Jose Valencia-Mata directly appeals the below-Guidelines-range sentence the
district court1 imposed after he pled guilty to a drug-conspiracy offense, pursuant to
1
The Honorable Dean Whipple, United States District Judge for the Western
District of Missouri.
a plea agreement containing an appeal waiver. His counsel has moved to withdraw,
and has filed a brief under Anders v. California, 386 U.S. 738 (1967), arguing that
Valencia-Mata’s sentence is substantively unreasonable.

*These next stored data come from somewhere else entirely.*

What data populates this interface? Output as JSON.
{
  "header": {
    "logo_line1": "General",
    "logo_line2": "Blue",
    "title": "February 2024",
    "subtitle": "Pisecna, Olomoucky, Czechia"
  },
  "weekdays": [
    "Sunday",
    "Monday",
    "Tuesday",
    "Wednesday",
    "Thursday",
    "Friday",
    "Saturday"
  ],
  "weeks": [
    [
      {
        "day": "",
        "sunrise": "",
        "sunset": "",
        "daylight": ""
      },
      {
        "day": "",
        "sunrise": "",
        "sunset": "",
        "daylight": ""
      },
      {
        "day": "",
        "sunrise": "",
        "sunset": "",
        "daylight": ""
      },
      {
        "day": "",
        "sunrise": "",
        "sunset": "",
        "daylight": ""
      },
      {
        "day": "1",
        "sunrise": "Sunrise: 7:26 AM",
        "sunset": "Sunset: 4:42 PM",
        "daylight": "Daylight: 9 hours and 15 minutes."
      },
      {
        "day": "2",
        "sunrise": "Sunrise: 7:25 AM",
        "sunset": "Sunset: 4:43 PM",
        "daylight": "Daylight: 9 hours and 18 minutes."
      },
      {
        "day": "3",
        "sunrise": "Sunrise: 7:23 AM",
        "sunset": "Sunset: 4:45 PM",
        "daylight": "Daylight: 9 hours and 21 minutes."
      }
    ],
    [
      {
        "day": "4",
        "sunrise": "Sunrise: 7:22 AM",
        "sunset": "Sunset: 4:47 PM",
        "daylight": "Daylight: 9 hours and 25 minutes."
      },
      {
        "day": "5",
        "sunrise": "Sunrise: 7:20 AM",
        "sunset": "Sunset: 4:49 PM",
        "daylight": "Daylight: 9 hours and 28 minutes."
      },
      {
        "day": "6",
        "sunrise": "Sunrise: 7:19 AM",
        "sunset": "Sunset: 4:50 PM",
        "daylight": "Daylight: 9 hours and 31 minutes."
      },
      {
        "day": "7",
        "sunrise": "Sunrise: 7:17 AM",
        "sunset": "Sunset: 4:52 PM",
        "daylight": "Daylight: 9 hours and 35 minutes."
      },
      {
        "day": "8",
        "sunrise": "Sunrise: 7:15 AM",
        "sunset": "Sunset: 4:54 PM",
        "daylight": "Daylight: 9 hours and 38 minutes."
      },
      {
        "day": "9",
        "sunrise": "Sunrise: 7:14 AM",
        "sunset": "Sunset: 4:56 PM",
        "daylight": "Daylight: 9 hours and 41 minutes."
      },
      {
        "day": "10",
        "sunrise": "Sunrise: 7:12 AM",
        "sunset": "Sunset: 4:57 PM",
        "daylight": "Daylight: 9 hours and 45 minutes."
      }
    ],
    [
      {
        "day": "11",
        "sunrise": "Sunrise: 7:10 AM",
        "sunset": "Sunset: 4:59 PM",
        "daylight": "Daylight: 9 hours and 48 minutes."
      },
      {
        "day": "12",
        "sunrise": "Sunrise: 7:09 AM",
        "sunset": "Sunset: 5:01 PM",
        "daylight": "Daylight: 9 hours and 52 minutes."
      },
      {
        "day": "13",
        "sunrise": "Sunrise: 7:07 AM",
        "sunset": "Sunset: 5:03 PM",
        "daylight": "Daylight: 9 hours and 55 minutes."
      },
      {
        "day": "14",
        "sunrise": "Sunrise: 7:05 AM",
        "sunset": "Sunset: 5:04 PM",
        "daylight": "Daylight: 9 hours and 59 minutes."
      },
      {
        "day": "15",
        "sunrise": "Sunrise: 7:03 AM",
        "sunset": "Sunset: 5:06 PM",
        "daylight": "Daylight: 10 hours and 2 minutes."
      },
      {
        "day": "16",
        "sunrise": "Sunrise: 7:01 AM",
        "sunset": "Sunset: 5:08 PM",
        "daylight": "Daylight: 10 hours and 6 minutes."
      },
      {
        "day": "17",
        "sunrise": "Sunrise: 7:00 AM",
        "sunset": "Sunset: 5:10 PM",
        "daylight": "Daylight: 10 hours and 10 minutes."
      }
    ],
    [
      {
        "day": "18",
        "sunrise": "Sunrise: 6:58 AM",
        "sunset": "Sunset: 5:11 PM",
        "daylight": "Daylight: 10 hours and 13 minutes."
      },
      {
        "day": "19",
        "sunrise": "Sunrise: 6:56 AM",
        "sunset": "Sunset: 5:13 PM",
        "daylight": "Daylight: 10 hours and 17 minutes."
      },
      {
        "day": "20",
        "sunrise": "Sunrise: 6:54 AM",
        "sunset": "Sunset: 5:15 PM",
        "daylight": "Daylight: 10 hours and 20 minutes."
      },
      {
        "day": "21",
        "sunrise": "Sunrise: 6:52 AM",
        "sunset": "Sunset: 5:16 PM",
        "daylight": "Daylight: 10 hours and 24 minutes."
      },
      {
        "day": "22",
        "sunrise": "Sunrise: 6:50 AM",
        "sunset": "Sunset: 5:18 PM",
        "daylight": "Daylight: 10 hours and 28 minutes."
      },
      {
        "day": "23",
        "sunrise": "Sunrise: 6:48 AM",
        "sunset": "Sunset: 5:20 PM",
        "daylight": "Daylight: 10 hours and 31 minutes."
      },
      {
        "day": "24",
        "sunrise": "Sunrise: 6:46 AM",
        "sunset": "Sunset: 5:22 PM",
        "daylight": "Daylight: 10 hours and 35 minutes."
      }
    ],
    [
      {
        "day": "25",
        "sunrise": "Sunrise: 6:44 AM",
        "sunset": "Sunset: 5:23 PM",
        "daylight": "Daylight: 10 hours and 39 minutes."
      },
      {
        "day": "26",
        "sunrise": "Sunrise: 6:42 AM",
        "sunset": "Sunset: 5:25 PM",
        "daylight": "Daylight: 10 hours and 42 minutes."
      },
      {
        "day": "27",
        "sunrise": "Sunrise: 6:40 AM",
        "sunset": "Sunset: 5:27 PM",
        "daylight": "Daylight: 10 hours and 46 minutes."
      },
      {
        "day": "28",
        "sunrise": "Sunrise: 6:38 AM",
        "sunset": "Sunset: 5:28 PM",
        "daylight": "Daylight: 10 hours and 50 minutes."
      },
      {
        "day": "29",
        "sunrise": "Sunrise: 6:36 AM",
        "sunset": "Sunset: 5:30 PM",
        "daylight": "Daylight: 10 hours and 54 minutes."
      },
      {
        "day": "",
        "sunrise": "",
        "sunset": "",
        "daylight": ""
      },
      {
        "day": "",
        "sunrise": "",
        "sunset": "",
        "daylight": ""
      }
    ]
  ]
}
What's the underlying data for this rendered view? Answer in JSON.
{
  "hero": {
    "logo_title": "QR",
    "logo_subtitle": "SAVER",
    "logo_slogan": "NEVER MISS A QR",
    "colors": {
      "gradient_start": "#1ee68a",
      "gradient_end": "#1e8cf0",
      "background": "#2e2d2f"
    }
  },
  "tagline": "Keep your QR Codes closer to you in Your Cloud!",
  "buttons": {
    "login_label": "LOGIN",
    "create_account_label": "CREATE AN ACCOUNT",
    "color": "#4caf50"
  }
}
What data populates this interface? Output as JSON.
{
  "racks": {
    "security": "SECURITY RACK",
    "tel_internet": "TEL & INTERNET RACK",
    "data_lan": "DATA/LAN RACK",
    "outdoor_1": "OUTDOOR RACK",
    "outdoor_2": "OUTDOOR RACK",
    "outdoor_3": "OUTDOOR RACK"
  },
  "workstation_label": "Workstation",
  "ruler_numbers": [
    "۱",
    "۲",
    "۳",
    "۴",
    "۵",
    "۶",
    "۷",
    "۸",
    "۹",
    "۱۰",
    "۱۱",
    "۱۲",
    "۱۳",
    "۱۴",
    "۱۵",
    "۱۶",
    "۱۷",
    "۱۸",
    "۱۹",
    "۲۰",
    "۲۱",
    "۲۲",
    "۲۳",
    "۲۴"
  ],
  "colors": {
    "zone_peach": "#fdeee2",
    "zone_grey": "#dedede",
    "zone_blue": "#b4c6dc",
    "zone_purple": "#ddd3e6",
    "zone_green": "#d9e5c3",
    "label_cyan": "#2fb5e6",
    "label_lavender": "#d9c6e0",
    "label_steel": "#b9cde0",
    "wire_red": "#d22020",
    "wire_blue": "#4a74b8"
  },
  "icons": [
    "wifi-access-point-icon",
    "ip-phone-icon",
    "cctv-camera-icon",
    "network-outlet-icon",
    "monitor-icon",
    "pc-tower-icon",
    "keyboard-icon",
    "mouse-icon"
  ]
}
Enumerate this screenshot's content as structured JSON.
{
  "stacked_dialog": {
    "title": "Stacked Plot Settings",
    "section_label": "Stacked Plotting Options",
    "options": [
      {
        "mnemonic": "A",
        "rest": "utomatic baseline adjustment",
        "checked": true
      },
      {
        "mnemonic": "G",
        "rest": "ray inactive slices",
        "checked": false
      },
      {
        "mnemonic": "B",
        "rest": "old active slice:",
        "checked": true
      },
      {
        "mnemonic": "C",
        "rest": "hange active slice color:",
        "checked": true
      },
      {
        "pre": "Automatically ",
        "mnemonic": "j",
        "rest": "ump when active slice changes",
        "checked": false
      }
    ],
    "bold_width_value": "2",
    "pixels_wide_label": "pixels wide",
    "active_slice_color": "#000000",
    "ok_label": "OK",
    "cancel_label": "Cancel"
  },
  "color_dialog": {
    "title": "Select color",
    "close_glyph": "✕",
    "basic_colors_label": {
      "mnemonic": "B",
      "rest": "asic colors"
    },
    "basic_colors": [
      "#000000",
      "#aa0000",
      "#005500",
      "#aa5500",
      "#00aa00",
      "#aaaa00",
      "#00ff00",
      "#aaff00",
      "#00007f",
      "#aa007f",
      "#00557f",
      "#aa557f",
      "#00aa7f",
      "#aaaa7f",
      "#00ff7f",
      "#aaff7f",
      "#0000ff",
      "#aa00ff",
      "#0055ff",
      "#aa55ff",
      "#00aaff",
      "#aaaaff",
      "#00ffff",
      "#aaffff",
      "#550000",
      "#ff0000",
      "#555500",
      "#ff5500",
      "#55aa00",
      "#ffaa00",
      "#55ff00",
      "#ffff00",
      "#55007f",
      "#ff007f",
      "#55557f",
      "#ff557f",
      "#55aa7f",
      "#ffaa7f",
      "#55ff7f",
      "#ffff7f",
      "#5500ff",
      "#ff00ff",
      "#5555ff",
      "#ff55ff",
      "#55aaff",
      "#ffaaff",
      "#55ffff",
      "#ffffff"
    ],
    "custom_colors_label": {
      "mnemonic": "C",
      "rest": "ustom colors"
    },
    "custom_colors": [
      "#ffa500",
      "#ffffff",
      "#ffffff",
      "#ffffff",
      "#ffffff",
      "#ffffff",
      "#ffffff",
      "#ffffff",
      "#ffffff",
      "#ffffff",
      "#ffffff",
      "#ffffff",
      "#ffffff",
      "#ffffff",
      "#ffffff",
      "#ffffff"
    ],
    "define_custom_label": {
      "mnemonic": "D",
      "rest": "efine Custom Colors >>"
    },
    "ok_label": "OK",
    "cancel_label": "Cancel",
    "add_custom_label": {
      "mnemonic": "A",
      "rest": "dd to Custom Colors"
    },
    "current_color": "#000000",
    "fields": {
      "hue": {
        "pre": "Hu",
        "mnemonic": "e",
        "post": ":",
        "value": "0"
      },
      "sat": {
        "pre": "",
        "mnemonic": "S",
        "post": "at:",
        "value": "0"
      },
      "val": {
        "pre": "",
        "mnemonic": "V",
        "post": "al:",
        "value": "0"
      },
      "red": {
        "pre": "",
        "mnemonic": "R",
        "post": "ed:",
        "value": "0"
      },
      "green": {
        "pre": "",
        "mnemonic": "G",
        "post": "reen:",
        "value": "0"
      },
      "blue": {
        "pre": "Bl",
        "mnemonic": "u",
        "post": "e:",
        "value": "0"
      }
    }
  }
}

Valencia-Mata has filed a
pro se brief, suggesting that his guilty plea was involuntary, that he received
ineffective assistance of counsel, and that he was entitled to safety-valve relief.
First, we conclude that Valencia-Mata’s challenge to the voluntariness of his
guilty plea is not cognizable because he did not move to withdraw his plea below. See
United States v. Umanzor, 617 F.3d 1053, 1060 (8th Cir. 2010) (defendant may not
challenge voluntariness of guilty plea for first time on direct appeal if he did not move
to withdraw plea in district court). Next, we decline to consider his ineffective-
assistance claims on direct appeal. See United States v. McAdory, 501 F.3d 868,
872-73 (8th Cir. 2007) (ineffective-assistance claims are ordinarily deferred to 28
U.S.C. § 2255 proceedings). Further, after careful de novo review, we enforce the
appeal waiver as to the remaining challenges to Valencia-Mata’s sentence. See United
States v. Andis, 333 F.3d 886, 889-92 (8th Cir. 2003) (en banc) (court should enforce
appeal waiver and dismiss appeal where it falls within scope of waiver, plea
agreement and waiver were entered into knowingly and voluntarily, and no
miscarriage of justice would result); see also United States v. Scott, 627 F.3d 702, 704
(8th Cir. 2010) (de novo review of validity and applicability of appeal waiver).
Finally, having reviewed the record independently under Penson v. Ohio, 488 U.S. 75
(1988), we find no non-frivolous issues outside the scope of the appeal waiver.
Accordingly, we dismiss this appeal.
As for counsel’s motion to withdraw, we conclude that allowing counsel to
withdraw at this time would not be consistent with the Eighth Circuit’s 1994
Amendment to Part V of the Plan to Implement the Criminal Justice Act of 1964. We
therefore deny counsel’s motion to withdraw as premature, without prejudice to
counsel refiling the motion upon fulfilling the duties set forth in the Amendment.